さらには、そもそもこんな放送をしても役に立たない(被災された方がこんな放送を延々と見ているはずがないし、他にもっとよい方法がある)とする意見もちらほら見つかる。
朝日新聞の記事によれば、NHKは、地上デジタル放送の双方向機能を使って、検索できるようにもしていたそうだ。
教育テレビとFMラジオで読み上げた安否情報を蓄積。双方向機能を使って人名などを検索すると、情報を呼び出せる仕組みだった。
人は、自分の行いが他人のため、善意でやっているのだとの認識を持った時点で、それが危険をももたらす可能性がある場合においても、そこに考えが及びにくくなるものなのかもしれない。さらには、その行いが実はたいして役に立たないのだという可能性にも、あえて気付こうとしないのかもしれない。
ひどい場合には、問題点を指摘されても、「良いことをしてはいけないと言うのか?」と、話を聞き入れようとしない心理状態(逆切れ)に陥るかもしれない。単に「改善した上で実施する方法がある」と言われているにもかかわらずだ。
そうした現象は、小学生のランドセルにアクティブ型RFIDタグを付けさせる人たちにも見られるかもしれない。
ところで、情報の入力を受け付けていた http://www.nhk.or.jp/anpi/ の画面の末尾には、次のように書かれていた。
・登録された情報は、内容が安否情報として適切かどうかを点検の上で公開しますので、登録してから検索できるようになるまで時間がかかる場合があります。 ・登録された情報に明らかな誤りや不適切な表現が含まれる場合には、登録者への告知なく情報の内容を変更したり、削除したりする場合があります。 ・安否情報システムにご登録いただいたみなさまの個人情報は、安否を確認する目的以外に利用することはありません ・インターネットで登録された情報は、登録者への告知なく放送で利用する場合があります ・情報の削除を希望する方は下記へ連絡ください。
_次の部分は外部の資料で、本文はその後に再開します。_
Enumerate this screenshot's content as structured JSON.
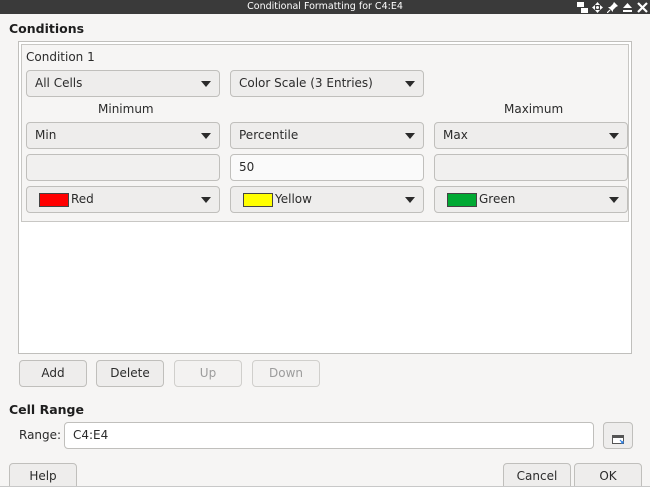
{
  "window": {
    "title": "Conditional Formatting for C4:E4"
  },
  "conditions": {
    "heading": "Conditions",
    "condition_label": "Condition 1",
    "apply_to": "All Cells",
    "type": "Color Scale (3 Entries)",
    "minimum_label": "Minimum",
    "maximum_label": "Maximum",
    "min": {
      "type": "Min",
      "value": "",
      "color_name": "Red",
      "color": "#ff0000"
    },
    "mid": {
      "type": "Percentile",
      "value": "50",
      "color_name": "Yellow",
      "color": "#ffff00"
    },
    "max": {
      "type": "Max",
      "value": "",
      "color_name": "Green",
      "color": "#00a933"
    }
  },
  "buttons": {
    "add": "Add",
    "delete": "Delete",
    "up": "Up",
    "down": "Down"
  },
  "cell_range": {
    "heading": "Cell Range",
    "label": "Range:",
    "value": "C4:E4"
  },
  "footer": {
    "help": "Help",
    "cancel": "Cancel",
    "ok": "OK"
  }
}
(略)
ここでも、誤って広まってしまったプライバシーポリシーの書き方の習慣が、害をもたらしている。
Webの世界では、何年か前から、プライバシーポリシーなるものを提示することがだいぶ一般的になっていた。しかし、何を掲示するべきかを勘違いして書かれたものが非常に多かった。
正しい「プライバシーポリシー」とは、そこで入力した情報がどのように扱われるかを正確に表明することである。ところが、ほとんどのサイトは、「不正な目的には使用しません」という視点で表現された文章になっている。
おそらくプライバシーポリシーを書かされている人たちには、
プライバシーポリシーを書けって? どうしたそんなもの書かないといけないの? うちの会社が不正な目的で使うわけがないじゃないか。という意識があるのではなかろうか。そういう意識があると、「そういうことはありません」という文章になってしまう。
本来なすべきことは、どんなに当たり前であっても、収集した情報をどのように使うかをそのまま書くことだ。たとえば通販サイトならば、
入力された情報は、商品発送のあて先としてのみ使用します。という表現になるはずである。
NHKの今回の安否情報のページであれば、本来なすべきことは、入力された住所氏名が、番地まで隠すことなくそのまま教育テレビで全部が放映されるということ、また、Webでの検索や、地上デジタル放送の双方向機能で、どのように閲覧されるかを正確に書くことだったはずである。
それは面倒な作業なのかもしれない。そこへきて、プライバシーポリシーの変な書き方が蔓延してしまったがゆえに、「安否を確認する目的以外に利用することはありません」などという否定形の文章(何をするのかは曖昧な説明のままで済まされる)を書くだけで満足してしまう(義務を果たしたと錯覚してしまう)という現象が起きているように思える。
ちなみに、毎日インタラクティブの安否情報掲示板もダメだ。
情報を記入する画面に、
プライバシーについて(必ずお読みください)と注意書きされているが、リンク先の「プライバシーについて」は、mainichi-msn.co.jp 全体の一般的なプライバシーポリシーのページになっていて、個別の記入欄の情報がどう扱われるかが書かれているのではない。
サイト全体とか、会社全体でのポリシーを書こうとすれば、当然ながら抽象的なものにならざるを得ない。そうでなければ長大な文章にならざるを得ない。つまり、誰も読まないか、読んでも意味のない文章にしかなりようがない。
日本のプライバシーポリシーの書き方は根本的に間違っている。
*1 アクセスしても数十分もの間、このページは404 not foundだった。まだ準備もできていないページを盛んにアナウンスしてアクセスを促していた。おそらく、「つながりません」という問い合わせの電話が大量にNHKに寄せられていたことだろう。ただでさえ貴重な災害時の電話回線がそれで食いつぶされていたに違いない。